レートリル(アミグダリン)について、俗に「レートリル(アミグダリン)はビタミンの一つ。」、
「レートリル(アミグダリン)の欠乏がガンや生活習慣病の原因となる。」、
「レートリル(アミグダリン)はガン細胞だけを攻撃する。」などとうたった健康食品が存在していますが、
レートリル(アミグダリン)の有効性の科学的根拠は、確認できていない、あるいは否定されています。

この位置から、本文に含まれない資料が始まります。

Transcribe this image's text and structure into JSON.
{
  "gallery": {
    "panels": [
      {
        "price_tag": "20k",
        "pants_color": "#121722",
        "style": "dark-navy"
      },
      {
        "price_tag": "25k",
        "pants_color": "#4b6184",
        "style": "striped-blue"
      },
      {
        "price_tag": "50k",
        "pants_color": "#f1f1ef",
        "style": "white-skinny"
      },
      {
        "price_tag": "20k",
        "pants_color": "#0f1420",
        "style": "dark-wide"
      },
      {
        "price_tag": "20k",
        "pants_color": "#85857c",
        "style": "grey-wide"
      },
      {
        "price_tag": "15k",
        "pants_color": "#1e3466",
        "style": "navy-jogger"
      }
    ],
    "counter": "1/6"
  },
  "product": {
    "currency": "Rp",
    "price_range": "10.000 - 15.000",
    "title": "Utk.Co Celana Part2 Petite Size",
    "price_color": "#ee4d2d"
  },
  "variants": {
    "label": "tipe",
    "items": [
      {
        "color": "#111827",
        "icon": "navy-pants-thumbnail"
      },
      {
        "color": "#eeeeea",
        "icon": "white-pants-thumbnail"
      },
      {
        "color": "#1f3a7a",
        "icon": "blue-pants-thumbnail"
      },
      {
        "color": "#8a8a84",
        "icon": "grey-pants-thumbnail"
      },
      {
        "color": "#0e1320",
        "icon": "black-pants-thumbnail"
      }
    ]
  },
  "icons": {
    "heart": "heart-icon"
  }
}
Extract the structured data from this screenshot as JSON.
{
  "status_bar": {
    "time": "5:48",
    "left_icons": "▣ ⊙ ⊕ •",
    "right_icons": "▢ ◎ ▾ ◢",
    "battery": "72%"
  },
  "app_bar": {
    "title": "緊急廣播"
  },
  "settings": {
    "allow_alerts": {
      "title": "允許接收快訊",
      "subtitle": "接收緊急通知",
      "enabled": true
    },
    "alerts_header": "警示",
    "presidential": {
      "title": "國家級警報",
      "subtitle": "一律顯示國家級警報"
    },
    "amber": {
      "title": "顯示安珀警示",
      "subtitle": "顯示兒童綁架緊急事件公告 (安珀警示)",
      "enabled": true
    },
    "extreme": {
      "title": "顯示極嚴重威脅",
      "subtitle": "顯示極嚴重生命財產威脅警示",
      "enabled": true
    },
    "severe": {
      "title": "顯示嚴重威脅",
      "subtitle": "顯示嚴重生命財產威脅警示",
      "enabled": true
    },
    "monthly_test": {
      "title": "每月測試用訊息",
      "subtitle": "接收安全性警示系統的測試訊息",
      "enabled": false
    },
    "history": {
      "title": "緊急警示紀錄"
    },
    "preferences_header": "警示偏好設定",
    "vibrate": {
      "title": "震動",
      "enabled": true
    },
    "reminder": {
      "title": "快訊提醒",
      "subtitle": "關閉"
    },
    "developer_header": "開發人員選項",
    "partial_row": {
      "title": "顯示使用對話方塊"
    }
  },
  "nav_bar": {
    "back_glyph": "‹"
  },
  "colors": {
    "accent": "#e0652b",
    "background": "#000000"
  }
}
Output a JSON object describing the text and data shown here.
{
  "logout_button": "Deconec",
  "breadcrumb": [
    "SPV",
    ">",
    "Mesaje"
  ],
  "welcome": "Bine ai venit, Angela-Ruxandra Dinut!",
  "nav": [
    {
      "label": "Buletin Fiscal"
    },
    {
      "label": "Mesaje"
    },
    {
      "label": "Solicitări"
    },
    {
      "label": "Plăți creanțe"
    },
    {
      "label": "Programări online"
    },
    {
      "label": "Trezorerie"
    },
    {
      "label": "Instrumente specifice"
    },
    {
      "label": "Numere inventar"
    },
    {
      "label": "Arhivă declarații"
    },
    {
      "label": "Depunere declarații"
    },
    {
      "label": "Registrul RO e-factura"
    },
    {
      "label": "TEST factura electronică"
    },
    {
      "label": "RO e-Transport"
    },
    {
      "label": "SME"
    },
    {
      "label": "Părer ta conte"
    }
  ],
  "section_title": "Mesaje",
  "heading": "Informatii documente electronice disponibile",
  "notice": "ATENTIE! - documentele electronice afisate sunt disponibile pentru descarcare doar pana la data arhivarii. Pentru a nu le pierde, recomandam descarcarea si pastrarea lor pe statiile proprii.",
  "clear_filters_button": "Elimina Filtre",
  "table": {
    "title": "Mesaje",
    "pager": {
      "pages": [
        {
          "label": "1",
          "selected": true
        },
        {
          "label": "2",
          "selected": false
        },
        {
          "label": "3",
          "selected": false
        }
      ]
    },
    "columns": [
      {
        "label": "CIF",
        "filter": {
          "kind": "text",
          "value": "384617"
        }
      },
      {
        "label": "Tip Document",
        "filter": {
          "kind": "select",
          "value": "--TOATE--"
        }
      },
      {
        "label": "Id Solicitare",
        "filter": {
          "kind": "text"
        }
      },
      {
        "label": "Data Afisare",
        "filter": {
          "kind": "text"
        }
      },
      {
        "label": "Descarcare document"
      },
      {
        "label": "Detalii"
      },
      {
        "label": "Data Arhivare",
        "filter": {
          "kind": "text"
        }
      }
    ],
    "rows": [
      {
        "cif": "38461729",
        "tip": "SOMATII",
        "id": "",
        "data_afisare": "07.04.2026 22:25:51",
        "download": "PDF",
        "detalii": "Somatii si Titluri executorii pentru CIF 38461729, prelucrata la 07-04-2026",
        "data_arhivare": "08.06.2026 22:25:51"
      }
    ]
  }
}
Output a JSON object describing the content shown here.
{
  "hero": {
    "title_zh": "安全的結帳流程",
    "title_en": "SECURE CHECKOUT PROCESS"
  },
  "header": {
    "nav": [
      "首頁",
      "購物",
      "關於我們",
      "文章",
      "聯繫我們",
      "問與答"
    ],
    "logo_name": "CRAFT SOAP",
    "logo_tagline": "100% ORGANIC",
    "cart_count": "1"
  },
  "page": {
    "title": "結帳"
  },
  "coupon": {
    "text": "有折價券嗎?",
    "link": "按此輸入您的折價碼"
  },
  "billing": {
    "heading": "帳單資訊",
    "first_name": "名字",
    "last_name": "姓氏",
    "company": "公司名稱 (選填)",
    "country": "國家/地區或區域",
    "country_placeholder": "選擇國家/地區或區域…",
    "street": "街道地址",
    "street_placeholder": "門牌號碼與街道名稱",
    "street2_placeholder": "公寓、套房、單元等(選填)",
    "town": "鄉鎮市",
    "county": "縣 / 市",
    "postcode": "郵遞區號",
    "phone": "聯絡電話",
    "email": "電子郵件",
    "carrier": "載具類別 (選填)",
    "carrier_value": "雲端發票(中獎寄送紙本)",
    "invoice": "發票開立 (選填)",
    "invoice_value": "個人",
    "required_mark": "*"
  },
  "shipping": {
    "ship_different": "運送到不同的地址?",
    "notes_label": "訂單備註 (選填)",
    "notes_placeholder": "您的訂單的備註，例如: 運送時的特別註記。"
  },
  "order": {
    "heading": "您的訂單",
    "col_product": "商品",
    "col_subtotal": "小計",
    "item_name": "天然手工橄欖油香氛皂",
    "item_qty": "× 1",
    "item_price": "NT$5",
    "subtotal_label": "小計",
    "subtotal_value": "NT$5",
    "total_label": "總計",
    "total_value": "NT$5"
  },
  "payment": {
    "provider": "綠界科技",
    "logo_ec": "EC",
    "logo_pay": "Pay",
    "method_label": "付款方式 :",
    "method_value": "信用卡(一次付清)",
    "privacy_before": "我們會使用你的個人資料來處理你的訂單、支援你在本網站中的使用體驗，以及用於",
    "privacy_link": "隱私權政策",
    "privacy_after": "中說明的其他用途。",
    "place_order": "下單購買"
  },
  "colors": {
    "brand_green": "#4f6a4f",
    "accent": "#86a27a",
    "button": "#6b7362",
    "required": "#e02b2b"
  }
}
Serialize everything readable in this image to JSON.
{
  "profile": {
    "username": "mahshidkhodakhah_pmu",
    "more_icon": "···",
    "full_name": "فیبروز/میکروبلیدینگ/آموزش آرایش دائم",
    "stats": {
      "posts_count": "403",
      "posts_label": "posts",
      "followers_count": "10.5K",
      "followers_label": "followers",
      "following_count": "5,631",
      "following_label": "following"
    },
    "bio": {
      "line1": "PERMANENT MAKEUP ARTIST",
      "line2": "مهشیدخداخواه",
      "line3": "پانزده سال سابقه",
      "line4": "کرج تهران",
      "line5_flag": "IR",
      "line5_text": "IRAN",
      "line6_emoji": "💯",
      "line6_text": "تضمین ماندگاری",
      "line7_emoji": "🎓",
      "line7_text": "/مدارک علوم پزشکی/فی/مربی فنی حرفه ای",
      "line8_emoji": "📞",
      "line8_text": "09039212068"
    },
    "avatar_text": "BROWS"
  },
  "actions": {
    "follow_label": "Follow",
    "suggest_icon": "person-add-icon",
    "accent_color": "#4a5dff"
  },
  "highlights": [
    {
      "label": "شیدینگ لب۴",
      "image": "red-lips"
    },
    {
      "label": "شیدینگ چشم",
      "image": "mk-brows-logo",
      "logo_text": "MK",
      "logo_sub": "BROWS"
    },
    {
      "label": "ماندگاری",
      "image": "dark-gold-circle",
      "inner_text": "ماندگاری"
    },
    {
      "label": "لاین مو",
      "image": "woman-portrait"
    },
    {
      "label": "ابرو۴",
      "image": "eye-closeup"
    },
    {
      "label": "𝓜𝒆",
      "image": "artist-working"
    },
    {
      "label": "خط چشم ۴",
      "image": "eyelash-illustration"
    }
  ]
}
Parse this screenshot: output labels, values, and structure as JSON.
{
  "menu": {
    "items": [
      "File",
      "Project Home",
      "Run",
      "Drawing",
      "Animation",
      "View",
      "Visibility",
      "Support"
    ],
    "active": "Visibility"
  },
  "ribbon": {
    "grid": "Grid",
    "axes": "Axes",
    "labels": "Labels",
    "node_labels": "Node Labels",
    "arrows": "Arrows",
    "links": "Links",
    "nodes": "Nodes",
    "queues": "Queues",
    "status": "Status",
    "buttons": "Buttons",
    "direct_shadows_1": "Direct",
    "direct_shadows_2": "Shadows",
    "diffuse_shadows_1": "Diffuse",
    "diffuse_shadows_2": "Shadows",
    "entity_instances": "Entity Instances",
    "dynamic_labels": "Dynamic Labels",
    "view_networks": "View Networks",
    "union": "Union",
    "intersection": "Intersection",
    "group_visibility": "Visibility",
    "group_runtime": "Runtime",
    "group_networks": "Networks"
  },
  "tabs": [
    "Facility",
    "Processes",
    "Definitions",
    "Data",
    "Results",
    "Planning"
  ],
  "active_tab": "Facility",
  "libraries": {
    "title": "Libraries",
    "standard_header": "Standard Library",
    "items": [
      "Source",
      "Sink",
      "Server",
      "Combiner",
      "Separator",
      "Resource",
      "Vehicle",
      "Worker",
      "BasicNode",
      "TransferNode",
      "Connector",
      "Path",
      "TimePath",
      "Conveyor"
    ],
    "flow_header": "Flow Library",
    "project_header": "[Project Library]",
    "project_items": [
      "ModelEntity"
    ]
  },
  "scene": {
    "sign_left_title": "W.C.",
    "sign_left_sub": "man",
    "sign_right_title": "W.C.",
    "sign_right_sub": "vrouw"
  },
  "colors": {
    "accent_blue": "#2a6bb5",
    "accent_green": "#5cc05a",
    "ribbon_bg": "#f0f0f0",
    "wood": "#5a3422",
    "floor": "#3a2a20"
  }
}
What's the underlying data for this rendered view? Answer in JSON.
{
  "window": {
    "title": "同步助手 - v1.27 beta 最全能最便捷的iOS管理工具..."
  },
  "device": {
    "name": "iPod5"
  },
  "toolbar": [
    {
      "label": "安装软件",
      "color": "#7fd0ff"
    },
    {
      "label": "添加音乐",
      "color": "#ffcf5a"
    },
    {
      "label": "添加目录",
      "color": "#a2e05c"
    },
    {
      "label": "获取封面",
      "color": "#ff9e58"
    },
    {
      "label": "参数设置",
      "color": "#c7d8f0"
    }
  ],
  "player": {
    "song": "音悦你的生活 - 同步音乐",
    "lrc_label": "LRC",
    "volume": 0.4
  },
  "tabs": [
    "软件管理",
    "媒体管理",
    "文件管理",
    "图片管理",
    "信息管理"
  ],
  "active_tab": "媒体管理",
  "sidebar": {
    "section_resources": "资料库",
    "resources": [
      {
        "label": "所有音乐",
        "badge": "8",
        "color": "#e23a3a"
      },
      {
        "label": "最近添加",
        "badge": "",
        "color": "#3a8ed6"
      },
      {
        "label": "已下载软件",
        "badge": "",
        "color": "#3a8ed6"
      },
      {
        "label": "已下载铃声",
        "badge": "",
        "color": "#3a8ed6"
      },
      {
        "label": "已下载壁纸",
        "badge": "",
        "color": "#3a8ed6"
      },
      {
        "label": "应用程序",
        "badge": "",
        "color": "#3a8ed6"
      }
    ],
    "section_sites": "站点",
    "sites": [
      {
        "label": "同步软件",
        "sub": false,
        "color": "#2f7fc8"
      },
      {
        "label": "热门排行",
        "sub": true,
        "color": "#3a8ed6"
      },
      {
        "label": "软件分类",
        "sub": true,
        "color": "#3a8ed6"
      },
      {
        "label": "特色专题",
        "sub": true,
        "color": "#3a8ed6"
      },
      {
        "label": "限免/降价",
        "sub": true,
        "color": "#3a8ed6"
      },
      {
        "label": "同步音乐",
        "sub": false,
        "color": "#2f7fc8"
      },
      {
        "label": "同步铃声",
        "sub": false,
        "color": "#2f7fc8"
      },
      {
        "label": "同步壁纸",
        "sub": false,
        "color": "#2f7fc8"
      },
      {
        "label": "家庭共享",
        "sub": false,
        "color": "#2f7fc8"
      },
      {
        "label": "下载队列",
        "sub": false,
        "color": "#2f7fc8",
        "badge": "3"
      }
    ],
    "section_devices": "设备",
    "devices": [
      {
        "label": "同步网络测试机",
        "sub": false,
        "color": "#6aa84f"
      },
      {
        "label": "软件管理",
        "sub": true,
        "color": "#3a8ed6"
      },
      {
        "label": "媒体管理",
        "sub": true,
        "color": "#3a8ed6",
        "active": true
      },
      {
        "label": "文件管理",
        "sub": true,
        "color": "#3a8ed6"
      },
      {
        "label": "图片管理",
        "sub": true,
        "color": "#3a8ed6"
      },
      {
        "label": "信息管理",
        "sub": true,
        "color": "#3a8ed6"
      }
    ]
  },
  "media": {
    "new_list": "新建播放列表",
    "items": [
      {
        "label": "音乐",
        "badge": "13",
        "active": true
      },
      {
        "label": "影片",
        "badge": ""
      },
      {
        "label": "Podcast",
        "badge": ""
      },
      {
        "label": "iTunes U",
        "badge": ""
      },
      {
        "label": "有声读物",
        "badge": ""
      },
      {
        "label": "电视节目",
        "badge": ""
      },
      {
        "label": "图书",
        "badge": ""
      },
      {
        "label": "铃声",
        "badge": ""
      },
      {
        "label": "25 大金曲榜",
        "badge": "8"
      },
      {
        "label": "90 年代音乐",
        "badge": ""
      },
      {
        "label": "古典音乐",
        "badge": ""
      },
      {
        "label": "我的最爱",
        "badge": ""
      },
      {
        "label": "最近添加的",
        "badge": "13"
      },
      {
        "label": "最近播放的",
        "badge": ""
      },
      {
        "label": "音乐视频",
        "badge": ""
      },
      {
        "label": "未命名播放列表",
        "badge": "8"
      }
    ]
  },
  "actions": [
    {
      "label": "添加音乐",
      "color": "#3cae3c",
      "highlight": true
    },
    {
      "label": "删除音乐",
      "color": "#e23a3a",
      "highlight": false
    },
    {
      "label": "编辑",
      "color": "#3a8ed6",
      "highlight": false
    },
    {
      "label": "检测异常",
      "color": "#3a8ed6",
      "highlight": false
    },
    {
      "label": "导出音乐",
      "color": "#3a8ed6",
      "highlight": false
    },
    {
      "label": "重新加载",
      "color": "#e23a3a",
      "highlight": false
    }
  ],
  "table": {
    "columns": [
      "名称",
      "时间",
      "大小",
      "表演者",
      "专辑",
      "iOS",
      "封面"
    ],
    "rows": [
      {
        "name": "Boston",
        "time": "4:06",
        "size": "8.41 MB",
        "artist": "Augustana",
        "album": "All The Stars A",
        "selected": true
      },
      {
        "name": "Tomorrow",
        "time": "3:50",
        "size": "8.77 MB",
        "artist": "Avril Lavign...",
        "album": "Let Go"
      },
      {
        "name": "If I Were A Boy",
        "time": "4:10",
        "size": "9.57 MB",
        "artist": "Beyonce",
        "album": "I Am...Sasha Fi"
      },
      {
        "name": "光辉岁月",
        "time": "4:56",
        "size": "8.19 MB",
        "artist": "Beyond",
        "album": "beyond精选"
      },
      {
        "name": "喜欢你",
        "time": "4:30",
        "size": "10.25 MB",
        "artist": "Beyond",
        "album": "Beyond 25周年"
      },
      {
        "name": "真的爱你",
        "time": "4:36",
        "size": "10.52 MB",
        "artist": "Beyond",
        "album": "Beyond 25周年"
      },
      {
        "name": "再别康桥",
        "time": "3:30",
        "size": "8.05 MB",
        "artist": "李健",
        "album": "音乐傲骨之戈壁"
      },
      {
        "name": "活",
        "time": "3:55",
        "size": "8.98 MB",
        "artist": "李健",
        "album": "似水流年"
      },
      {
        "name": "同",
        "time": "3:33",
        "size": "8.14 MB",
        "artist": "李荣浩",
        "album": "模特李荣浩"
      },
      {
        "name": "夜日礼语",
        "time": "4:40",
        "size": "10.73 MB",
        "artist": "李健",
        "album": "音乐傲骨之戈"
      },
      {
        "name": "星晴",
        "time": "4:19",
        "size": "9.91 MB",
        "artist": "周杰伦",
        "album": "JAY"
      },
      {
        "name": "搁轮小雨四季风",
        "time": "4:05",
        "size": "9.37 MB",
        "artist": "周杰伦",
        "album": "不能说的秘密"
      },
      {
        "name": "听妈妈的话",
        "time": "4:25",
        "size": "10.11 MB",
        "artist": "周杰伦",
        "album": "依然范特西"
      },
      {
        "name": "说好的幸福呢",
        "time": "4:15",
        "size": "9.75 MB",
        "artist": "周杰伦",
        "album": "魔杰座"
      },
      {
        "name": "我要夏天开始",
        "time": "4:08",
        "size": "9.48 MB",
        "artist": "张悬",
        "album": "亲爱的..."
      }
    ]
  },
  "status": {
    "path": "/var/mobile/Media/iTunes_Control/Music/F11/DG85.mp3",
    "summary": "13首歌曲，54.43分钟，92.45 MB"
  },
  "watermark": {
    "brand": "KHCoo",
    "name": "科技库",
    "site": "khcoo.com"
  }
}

レートリル(アミグダリン)は、日常摂取しているウメ加工品の「仁(じん)」にも微量ながら含まれていますが、
食品として常識的な量を摂取する場合には、危険性はそれほどないと考えられています。
しかし、特別な効果を期待して、レートリル(アミグダリン)を過剰に摂取することは、
期待した効果が得られないばかりか、思わぬ健康障害を招く危険性をはらんでいます。
レートリル(アミグダリン)を多量摂取したヒトで、健康障害を起こした例が報告されています。